The internet is the wonder of our times. But its nature encourages people to seek only specifics. The traditional format of a broadsheet newspaper allowed space for the eye to roam and notice entirely unexpected connections.

The internet provides a richness of information and news but it is viewed down a blinkered lens. A worldview that takes in the sheer diversity of what is happening all around us is much harder to achieve. And this is why the eagerly sought culture of diversity, of people and ideas, is so hard to bring to fruition.

People do like to pigeonhole, which is the enemy of diversity. Back they come every time to whichever old cliché they prefer. Years ago, one of the accountancy bodies decided to hold an evening of chamber music in the hope that it might shift outside perceptions of accountants. I asked the chief executive why he had chosen the type of music to be played. ‘Mozart’, he said. ‘Accountants love Mozart. His music is all about maths.’ We were back to the cultural arguments that were prominent in the immediate post-war era. Then, people who wanted to appear progressive insisted that the nation’s sluggish economy could only be reformed if the life scientific could triumph.

A battleground of two cultures was defined. Those with a background in humanities, it was said, held back the thinking of those with a background in science. People with arts degrees wandered lonely as a cloud, whereas those from the rigour of science could take part in what incoming prime minister Harold Wilson in 1964 referred to as ‘the white heat of technology’.

Neither side triumphed. But the arguments continue. And the culture seems unchanged. A great scientist dies and attracts tributes that would rival a demi-god of the rock world. But at the same time most bright folk would say they had never got beyond the first few pages of Stephen Hawking’s Brief History of Time.

And there is another underlying reason for the disparity that leads to a lack of diversity. Money has come to dominate the popular arguments over what people should study at university. Politicians tend to see what has become known as STEM – science, technology, engineering and mathematics – as where resources should go. And they try to nudge the world in that direction by financial means.

So it comes as no surprise to hear the Creative Industries Federation reporting that last year the entries for GCSEs in creative subjects fell by 47,000. It also becomes a focus for arguments about relative remuneration. Emolument, a consultancy, produces figures that show that a science graduate earns the higher salary at the outset of their post-degree career, but that 15 years down the line the arts graduates have overtaken them.  

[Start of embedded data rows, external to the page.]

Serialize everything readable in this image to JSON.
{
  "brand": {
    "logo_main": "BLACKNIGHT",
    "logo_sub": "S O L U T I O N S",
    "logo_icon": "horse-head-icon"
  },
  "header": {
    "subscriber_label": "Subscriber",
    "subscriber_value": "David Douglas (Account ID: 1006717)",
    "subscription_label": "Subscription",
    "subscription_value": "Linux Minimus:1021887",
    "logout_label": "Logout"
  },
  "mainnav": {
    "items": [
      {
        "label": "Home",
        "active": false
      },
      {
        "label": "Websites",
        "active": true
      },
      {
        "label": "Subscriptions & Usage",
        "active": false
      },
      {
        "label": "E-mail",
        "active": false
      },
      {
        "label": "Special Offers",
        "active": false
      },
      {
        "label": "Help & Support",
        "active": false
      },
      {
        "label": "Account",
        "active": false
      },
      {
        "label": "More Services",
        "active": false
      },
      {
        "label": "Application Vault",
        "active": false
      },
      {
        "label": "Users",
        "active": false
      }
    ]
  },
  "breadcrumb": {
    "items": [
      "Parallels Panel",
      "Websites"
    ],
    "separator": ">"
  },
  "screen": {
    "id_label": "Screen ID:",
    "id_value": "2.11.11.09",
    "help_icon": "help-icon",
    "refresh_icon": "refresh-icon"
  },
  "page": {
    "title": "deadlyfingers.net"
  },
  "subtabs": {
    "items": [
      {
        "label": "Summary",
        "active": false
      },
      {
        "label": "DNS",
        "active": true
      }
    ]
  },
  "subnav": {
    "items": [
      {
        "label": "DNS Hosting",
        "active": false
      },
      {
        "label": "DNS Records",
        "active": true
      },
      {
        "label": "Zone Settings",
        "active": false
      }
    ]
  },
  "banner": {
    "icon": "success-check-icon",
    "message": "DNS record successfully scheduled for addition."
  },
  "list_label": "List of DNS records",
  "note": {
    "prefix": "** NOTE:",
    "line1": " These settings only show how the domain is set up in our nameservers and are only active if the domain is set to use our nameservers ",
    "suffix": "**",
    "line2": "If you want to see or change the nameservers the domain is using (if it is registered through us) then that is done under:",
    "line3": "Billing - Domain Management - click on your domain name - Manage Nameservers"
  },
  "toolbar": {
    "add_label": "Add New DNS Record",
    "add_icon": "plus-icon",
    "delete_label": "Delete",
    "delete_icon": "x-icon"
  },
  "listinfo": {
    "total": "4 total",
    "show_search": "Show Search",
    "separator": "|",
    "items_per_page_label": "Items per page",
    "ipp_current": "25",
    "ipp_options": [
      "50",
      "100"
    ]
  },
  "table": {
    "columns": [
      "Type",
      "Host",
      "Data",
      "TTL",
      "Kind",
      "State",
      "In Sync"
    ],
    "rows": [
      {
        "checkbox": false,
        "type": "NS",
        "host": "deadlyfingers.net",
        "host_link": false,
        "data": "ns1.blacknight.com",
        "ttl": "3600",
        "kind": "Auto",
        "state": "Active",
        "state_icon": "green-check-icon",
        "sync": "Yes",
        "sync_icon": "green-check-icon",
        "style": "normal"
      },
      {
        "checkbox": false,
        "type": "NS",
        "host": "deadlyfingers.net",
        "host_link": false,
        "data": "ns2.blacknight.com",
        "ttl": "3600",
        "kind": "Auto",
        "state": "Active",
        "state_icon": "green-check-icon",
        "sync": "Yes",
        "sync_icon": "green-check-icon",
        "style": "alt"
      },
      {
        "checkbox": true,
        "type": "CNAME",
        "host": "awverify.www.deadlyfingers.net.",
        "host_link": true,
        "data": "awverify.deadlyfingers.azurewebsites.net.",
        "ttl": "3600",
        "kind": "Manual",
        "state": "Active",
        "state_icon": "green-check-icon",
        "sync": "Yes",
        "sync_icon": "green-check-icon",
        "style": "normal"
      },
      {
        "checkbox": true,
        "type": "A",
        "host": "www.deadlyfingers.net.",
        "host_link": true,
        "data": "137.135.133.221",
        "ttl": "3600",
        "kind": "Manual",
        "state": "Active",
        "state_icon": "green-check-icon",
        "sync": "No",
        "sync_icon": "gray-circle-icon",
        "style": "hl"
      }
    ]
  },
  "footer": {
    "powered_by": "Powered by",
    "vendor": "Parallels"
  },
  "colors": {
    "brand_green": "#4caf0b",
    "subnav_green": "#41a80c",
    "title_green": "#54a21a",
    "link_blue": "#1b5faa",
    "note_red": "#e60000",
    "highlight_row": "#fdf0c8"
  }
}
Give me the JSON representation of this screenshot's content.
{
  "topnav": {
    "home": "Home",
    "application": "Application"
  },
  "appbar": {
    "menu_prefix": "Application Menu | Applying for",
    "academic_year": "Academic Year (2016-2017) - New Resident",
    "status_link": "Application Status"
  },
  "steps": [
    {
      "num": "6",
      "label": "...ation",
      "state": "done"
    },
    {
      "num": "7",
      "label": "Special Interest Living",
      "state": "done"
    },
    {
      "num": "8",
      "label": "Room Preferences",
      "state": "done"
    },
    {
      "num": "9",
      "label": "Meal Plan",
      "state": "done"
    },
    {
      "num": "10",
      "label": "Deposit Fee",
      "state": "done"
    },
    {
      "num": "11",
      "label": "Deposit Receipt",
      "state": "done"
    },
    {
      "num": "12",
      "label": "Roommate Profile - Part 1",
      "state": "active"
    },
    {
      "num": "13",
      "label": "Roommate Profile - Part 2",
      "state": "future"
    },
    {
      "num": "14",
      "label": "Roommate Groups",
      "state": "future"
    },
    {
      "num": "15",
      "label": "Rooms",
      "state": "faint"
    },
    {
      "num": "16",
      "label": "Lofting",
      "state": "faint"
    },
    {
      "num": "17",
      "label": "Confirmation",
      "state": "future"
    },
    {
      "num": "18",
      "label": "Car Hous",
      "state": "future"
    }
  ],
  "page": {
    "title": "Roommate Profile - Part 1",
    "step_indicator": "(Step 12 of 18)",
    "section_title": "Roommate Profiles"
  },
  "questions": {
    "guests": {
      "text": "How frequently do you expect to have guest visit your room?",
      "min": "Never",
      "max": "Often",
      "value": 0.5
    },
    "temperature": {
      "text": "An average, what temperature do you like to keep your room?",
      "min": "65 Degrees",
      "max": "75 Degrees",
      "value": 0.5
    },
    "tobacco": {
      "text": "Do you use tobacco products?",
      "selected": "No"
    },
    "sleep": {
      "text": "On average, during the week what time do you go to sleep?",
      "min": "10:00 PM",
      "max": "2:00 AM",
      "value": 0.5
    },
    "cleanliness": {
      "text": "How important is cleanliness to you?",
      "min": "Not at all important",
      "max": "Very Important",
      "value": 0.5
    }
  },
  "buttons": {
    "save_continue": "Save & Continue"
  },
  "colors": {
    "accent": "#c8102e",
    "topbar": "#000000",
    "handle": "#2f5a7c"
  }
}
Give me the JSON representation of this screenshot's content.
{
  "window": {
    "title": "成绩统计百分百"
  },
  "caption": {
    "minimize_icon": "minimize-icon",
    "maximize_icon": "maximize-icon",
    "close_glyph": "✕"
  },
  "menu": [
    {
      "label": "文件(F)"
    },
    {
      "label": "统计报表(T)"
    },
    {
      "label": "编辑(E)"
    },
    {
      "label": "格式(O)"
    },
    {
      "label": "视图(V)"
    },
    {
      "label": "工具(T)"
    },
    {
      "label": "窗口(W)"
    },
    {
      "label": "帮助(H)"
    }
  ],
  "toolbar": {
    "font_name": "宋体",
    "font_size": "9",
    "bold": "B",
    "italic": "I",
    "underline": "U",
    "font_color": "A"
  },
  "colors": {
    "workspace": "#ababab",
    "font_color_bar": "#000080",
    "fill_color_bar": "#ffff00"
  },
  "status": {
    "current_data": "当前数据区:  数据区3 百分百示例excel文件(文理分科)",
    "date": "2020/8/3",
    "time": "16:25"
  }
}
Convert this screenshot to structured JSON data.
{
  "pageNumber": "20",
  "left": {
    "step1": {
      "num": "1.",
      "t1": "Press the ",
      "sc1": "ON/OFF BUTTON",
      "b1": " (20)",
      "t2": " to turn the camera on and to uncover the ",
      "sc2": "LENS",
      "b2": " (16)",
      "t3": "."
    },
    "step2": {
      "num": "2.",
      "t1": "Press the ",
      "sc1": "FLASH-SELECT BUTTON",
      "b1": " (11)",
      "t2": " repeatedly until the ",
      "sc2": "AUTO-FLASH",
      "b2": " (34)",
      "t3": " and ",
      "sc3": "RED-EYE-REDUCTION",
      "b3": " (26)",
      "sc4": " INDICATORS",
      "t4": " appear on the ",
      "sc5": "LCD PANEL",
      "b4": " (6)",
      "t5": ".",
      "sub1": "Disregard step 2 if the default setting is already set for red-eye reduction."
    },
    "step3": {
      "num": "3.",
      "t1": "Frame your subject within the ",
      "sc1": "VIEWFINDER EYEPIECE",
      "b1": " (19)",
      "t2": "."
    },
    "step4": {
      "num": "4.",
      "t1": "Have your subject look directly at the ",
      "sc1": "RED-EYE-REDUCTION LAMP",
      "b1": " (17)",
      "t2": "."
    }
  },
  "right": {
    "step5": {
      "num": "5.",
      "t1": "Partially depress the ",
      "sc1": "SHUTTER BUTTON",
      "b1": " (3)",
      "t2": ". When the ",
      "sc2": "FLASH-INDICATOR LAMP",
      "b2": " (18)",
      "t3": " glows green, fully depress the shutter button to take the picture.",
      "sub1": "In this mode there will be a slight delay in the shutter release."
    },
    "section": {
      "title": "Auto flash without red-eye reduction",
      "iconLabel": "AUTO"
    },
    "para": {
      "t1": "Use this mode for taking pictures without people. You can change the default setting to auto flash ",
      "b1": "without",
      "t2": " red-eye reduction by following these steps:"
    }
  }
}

There is no doubt about the need to encourage diversity as the way to future prosperity. ACCA’s recent report Tenets of good corporate governance makes that plain. The UK is a creative place, a world leader in the arts. The arts is, however you measure it, a huge part of the economy. But the money that floods into the art world, like the recent auctions of the Rockefeller collection, comes from Asia, and a global marketplace. And the embedding of the arts in UK culture is being actively cut back. It still suffers from the rather amorphous image of the arts as somehow not really being an industry. We need to see the whole picture, and then bid a lot of money for it.